Sipho Moyo is a Zimbabwean economist. She is the "Director of Cabinet and Chief of Staff in the Office of the President", at the African Development Bank (AfDB). She was appointed by Akinwumi Adesina, the President of the AfDB, and assumed office on 1 November 2019.

==Early life and education==
Dr. Moyo is a native of Zimbabwe. She holds a master's degree in Development Economics (1989) and a Doctorate in Financial Economics (1994), both from Howard University in Washington, DC.

==Career==
Prior to her current position, from 2010 until 2015, she was the Africa executive director for The ONE Campaign (ONE). Before joining ONE, for a period of 18 years, she served at the African Development Bank (AfDB), United Nations (UN) and the World Bank. She is a member of the Global Agenda Council (Africa) of the World Economic Forum and was recently appointed by the former president of Tanzania, Jakaya Kikwete, to sit on the independent review Panel of the Big Results Now (BRN) Initiative.

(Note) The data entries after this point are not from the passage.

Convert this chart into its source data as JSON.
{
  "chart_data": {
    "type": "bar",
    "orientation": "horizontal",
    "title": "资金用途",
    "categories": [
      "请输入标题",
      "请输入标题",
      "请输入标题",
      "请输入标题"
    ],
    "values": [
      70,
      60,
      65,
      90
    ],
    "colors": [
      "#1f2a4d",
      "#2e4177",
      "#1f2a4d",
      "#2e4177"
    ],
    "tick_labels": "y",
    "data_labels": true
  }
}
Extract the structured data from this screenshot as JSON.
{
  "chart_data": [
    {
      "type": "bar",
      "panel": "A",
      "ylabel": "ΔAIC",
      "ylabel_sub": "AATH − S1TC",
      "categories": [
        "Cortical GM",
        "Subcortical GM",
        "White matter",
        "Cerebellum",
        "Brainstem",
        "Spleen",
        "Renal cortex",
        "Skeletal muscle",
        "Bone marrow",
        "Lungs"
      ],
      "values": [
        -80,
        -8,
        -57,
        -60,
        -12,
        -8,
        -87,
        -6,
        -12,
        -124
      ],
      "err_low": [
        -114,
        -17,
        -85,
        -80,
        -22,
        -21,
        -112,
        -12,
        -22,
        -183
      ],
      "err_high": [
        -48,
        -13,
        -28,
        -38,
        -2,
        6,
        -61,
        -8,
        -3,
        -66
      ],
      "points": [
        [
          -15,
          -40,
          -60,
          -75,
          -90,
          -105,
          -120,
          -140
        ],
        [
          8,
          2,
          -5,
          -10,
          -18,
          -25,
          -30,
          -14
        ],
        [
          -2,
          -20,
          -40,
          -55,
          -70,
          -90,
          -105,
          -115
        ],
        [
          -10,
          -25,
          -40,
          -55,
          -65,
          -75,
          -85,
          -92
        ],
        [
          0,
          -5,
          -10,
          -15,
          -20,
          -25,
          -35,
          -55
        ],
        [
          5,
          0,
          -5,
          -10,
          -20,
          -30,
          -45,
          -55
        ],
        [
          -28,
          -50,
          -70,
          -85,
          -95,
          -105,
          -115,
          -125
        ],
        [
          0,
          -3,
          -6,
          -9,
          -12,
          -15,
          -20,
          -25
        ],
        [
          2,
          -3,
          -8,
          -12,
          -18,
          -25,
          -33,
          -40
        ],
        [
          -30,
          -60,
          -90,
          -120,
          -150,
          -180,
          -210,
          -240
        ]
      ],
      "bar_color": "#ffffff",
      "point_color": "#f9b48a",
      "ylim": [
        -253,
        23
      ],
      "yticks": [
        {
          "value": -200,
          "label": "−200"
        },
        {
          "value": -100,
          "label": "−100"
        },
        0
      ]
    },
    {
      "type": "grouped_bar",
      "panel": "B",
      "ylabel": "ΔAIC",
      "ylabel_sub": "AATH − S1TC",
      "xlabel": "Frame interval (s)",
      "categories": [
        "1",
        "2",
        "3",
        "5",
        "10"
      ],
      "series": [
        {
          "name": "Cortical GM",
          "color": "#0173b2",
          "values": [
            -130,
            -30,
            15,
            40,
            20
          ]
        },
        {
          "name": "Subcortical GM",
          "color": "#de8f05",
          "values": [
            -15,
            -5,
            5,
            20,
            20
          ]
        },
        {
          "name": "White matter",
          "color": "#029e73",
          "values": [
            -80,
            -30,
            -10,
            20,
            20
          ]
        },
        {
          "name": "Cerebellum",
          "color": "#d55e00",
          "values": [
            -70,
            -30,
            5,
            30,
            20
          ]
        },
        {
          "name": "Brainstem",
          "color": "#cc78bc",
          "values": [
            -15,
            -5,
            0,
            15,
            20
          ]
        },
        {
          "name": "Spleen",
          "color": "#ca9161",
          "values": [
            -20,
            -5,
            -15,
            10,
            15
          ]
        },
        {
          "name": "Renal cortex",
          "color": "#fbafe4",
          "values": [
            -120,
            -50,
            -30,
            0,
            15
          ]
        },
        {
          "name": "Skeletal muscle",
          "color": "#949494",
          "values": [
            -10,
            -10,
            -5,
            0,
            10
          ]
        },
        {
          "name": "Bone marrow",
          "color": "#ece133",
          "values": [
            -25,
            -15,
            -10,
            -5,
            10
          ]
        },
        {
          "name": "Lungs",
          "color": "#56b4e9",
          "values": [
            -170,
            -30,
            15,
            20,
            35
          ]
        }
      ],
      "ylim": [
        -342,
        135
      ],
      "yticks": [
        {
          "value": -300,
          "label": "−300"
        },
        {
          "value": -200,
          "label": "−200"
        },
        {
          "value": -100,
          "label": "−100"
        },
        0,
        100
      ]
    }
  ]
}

Dr. Moyo speech on the One World Media Award Ceremony AfDB Women's Rights in Africa Award 2016 was empowering otrher young women across Africa.

== Controversy ==
In March 2018, reports emerged from current and former staff of a toxic culture of bullying and abuse under Dr Moyo's term as the African executive director of the ONE Charity, allegations which Dr Moyo denied . The CEO of the ONE charity, Gayle Smith, confirmed that an investigation had revealed bullying and demeaning behaviour towards staff between 2011 and 2015 in the South African office. The charity had not been a registered taxpayer in South Africa and its foreign employees had to work on tourist visas.